Some countries that closed their borders to tourists at the start of the pandemic have completely eliminated the requirements for travelers, including the UK, Iceland and Sweden.
The change comes even as the Omicron sub-variant known as BA.5 has led to an increase in cases in the United States, Western Europe, Japan, Australia, and other countries. However, this has mostly occurred without any commensurate increase in deaths, which experts link to more widely available Covid-19 vaccines and treatments, as well as at least some immunity conferred by previous infections.
Erika Richter, vice president of communications at the American Society of Travel Advisors, a business group, said travel continues to increase as more countries have lifted the restrictions. In the United States, travel is approaching prepandemic levels, according to Transportation Security Administration checkpoint metrics.
Read more about the Coronavirus pandemic
“We have seen since the beginning of the pandemic that travelers who wanted to travel would pass through the circles; they would do what was necessary to travel and to make that journey, ”Ms. Richter said. “As more and more countries lift their restrictions, more people who may have been on the fence and may not have been in that ‘I’ll do whatever it takes’ category are now in the ‘Let’s go’ category.”
Travel restrictions proliferated at the start of the pandemic as nations tried to keep the coronavirus and its variants at bay. But many ultimately fell short of the virus’s ability to spread and mutate.
“Travel restrictions make sense when there is a large difference between prevalence and risk when switching between points A and B,” William Hanage, an epidemiologist at Harvard TH Chan School of Public told The New York Times last month. Health, when the United States dropped its testing requirements for incoming air travelers. “If there’s not a big difference, then they’re not particularly valuable,” he said.
With the summer season underway, more and more countries are lifting restrictions.
Anguilla’s Ministry of Health said in a statement last week that as of August 8, the Caribbean island will no longer require vaccinated travelers to provide a negative test for the coronavirus before travel. Unvaccinated travelers, who were previously not allowed into the country, will be able to visit on August 8 if they provide a negative coronavirus test prior to departure.
Last week, the British Virgin Islands dropped all of its testing requirements and said arriving travelers would no longer be screened for coronavirus. Previously, all visitors over the age of 5, regardless of their vaccination status, were required to submit a negative coronavirus test within 48 hours of arrival.
Belize also last week dropped the requirement for visitors to provide a negative test for coronavirus or a vaccination test. Foreign tourists are no longer required to show proof that they have purchased travel insurance for Belize.

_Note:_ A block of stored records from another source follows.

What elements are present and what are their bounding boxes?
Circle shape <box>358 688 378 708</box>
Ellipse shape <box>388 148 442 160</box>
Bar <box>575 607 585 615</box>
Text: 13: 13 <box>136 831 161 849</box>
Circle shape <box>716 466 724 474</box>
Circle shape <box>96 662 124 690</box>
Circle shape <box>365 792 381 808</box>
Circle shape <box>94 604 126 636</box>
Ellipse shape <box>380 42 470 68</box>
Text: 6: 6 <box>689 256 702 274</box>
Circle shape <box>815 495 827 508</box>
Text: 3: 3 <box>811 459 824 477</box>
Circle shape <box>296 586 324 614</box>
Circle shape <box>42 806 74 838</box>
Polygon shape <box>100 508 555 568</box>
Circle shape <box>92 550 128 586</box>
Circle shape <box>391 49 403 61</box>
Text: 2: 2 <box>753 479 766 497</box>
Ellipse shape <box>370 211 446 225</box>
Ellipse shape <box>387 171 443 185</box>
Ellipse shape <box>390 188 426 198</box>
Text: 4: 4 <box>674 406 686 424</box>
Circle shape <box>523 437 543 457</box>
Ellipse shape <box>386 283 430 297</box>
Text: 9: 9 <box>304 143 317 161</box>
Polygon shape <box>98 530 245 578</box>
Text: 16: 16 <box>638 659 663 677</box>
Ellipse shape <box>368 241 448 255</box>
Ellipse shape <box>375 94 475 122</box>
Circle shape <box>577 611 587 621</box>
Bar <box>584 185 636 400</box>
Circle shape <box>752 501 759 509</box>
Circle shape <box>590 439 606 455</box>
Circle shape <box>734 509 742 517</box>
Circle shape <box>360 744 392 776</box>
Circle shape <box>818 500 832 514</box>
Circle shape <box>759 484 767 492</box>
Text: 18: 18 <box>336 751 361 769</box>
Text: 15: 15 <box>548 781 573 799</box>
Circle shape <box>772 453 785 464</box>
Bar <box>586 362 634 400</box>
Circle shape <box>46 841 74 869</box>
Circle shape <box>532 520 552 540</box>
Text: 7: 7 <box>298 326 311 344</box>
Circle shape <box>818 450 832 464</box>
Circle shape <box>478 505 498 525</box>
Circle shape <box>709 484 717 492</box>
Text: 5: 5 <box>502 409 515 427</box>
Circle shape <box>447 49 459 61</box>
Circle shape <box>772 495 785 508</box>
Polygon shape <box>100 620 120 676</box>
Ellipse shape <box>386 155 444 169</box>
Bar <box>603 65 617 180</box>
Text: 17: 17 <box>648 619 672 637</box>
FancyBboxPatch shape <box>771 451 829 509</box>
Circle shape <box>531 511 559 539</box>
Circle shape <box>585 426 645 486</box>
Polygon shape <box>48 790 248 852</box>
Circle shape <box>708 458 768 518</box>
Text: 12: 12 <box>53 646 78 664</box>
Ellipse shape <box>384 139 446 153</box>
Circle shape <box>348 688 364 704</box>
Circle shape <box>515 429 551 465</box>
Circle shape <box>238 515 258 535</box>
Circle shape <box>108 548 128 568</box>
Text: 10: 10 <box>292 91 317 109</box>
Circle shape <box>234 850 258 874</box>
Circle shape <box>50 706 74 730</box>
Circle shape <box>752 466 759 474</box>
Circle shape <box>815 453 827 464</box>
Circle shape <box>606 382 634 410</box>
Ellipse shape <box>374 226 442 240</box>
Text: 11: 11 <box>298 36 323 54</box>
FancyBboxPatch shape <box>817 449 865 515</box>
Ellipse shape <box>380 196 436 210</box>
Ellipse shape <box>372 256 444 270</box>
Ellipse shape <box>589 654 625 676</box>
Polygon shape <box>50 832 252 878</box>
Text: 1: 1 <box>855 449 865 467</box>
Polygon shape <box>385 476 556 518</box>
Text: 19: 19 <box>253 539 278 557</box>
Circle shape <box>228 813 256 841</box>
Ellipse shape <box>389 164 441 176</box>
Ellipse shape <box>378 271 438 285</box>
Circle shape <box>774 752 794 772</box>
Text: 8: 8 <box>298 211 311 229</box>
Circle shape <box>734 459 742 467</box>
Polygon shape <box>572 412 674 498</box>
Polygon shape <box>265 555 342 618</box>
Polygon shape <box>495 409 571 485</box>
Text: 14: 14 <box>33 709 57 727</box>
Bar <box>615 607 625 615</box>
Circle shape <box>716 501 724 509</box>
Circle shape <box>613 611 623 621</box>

Earlier this month, Australia, which had been completely closed to foreign tourists in the early years of the pandemic, abandoned its visitor vaccination requirements, having already abandoned its testing rule. States or territories in Australia may have their own requirements for testing and quarantine, and face masks are still required on inbound and intra-country flights.
The Centers for Disease Control and Prevention provides a four-tier ranking for coronavirus risk in other countries, with the highest “Tier 4” ranking for countries that have “special circumstances”, including the threat of collapse from extremely high health infrastructure counts the case. The CDC list currently has no such designated countries.